F. — Il daigne me faire des présents et me regarder de bon œil encore que je ne travaille plus : « Il répand l’éclat de sa propre bonté sur l’endurcissement de mon oisiveté. » (Voyez p. 114.)

H. — Le sang feroit horreur à nos dames : « Le sang feroit soulever la délicatesse de nos dames. » (Voyez p. 116.)

L. — Il a bien laissé des enfants : « Il a bien transmis du sang à sa race. » (Voyez p. 118.)

L’amour : « Le partisan des désirs. » (Voyez p. 118.)

M. — Mon crime est cause de votre mort : « J’ai prêté mon crime à faire votre mort. » (Voyez p. 117.)

S. — La frayeur a saisi toute l’assemblée : « La frayeur a couru dans toute l’assemblée. » (Voyez p.  116.)

Un silence obstiné : « Un silence affermi. » (Voyez p. 115.)


  1. Voyez ci-dessus, p. 111 et 112.
  2. Pierre Corneille.
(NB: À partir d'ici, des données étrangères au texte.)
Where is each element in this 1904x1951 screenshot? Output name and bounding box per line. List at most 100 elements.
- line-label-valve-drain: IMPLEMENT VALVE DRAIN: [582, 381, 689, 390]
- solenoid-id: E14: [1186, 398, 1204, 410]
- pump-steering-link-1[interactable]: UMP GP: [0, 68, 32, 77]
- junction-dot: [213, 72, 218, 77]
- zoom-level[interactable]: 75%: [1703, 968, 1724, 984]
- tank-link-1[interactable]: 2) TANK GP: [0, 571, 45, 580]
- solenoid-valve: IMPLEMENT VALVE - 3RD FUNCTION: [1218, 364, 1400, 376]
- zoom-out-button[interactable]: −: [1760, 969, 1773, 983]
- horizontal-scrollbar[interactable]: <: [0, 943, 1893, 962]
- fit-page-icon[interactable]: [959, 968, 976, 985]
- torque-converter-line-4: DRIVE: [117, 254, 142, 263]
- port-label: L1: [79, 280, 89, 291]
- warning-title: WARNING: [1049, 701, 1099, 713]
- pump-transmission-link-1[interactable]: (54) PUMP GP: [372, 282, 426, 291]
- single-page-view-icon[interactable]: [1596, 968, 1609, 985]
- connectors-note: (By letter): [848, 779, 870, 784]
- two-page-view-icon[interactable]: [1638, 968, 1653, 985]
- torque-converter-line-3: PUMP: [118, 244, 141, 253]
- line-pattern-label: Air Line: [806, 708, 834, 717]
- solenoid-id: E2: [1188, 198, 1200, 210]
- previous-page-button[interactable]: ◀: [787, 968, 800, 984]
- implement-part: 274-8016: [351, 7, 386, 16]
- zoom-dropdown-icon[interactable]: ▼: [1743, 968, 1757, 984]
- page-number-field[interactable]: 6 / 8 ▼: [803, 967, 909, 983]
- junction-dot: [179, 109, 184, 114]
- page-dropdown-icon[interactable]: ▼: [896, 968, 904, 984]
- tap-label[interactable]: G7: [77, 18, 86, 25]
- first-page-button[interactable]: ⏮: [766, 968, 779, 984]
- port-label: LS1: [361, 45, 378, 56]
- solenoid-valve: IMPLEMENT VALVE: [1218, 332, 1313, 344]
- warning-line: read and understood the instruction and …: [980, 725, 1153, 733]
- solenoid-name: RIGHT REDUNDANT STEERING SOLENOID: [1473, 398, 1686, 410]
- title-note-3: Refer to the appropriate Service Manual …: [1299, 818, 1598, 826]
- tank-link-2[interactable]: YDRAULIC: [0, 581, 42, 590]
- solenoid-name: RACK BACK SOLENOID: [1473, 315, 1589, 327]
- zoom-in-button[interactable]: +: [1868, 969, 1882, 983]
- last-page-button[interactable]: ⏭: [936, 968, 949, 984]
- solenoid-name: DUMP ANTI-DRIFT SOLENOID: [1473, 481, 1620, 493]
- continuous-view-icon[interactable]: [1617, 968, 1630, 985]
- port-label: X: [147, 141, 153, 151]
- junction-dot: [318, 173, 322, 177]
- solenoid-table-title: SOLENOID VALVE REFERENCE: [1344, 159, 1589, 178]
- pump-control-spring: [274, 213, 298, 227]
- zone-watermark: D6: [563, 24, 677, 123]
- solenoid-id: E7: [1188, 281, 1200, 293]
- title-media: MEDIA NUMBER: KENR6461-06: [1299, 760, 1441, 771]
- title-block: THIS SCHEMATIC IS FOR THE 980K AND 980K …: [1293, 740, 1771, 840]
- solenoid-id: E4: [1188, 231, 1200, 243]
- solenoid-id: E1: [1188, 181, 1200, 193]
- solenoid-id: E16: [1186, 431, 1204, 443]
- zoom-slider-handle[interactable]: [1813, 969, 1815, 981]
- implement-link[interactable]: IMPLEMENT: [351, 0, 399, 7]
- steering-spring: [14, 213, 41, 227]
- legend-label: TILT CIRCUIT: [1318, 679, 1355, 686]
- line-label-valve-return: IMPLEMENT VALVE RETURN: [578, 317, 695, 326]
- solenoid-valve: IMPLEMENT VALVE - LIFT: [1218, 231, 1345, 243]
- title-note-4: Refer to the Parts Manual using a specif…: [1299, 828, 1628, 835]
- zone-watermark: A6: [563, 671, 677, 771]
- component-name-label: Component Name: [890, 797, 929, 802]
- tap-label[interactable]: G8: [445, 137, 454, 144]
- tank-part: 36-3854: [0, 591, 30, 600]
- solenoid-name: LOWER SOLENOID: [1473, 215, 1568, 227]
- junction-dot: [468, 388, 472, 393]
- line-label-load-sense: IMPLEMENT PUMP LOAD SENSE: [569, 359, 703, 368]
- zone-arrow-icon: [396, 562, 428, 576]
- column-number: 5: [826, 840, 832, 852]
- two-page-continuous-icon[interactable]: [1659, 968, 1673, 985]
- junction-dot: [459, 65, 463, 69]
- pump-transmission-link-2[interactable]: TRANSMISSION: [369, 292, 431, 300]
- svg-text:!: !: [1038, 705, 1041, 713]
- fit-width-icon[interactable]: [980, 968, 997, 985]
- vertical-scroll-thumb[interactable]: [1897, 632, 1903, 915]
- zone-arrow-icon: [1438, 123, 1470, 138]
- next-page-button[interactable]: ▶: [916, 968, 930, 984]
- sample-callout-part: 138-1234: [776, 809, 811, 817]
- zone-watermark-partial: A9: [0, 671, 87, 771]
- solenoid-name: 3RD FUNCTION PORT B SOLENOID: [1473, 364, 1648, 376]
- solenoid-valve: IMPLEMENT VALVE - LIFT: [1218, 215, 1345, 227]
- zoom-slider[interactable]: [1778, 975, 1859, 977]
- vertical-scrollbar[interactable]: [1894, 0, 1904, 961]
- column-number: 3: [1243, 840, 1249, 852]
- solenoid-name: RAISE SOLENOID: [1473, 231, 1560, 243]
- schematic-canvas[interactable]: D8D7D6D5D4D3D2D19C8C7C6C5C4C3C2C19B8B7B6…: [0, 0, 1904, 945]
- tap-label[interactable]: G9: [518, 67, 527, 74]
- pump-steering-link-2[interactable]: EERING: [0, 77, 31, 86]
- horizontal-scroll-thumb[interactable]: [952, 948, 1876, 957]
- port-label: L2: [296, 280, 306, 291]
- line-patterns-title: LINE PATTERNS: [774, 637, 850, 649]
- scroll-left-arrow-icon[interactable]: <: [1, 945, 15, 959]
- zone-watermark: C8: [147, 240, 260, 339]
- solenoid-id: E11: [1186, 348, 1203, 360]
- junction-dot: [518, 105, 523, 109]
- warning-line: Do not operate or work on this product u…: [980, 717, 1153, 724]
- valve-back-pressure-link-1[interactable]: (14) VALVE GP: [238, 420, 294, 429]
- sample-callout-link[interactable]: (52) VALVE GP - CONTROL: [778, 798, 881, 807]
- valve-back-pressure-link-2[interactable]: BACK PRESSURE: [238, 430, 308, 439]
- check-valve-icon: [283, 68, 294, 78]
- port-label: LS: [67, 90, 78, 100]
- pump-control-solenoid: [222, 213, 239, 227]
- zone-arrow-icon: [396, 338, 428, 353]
Le Criminel innocent est l’Œdipe. Voyez ci-dessus, p. 111.
  3. Le Grand Dictionnaire des Précieuses, ou la clef de la langue des ruelles, entièrement différent de celui d’où ce morceau est tiré, bien que du même auteur, a eu deux éditions en 1660 ; l’Achevé d’imprimer de la première est du 12 avril, celui de la seconde du 20 octobre. La première édition se vendait « chez Jean Ribou, sur le quai des Augustins, à l’image Saint-Louis. » Pour la seconde édition, Jean Ribou avait associé à son privilège Estienne Loyson.
  4. Vers à Foucquet, ci-après, p. 122, vers 17-20.
  5. Vers à Foucquet, ci-après, p. 122, vers 21.
  6. Ibidem, p. 123, vers 53 et 54.
  7. Ibidem, p. 123, vers 63 et 64.
  8. Voyez ci-après l’avis Au lecteur, p. 123. Le texte exact est : « et ne luy ayent rendu les hommages que nous devons tous… »
  9. Acte I, scène i, vers 55 et 56, p. 137.
  10. Acte II, scène i, vers 427, p. 153.
  11. Acte II, scène iii, vers 601 et 602, p. 160.
  12. Acte II, scène iv, vers 749 et 760, p. 166.
  13. Acte III, scène ii, vers 871 et 872, p. 171.
  14. Acte III, scène v, vers 871 et 872, p. 171.
  15. Ibidem, vers 1127 et 1128, p. 182.
  16. Acte IV, scène i, vers 1238, p. 187.
  17. Ibidem, vers 1241, p. 187.
  18. Acte IV, scène i, vers 1501 et 1502, p. 197.
  19. Acte IV, scène v, vers 1575 et 1576, p. 200.
  20. Ibidem, vers 1593 et 1594, p. 200.
  21. Acte V, scène vi, vers 1873 et 1874, p. 213.
  22. Acte V, scène vii, vers 1883 et 1884, p. 214.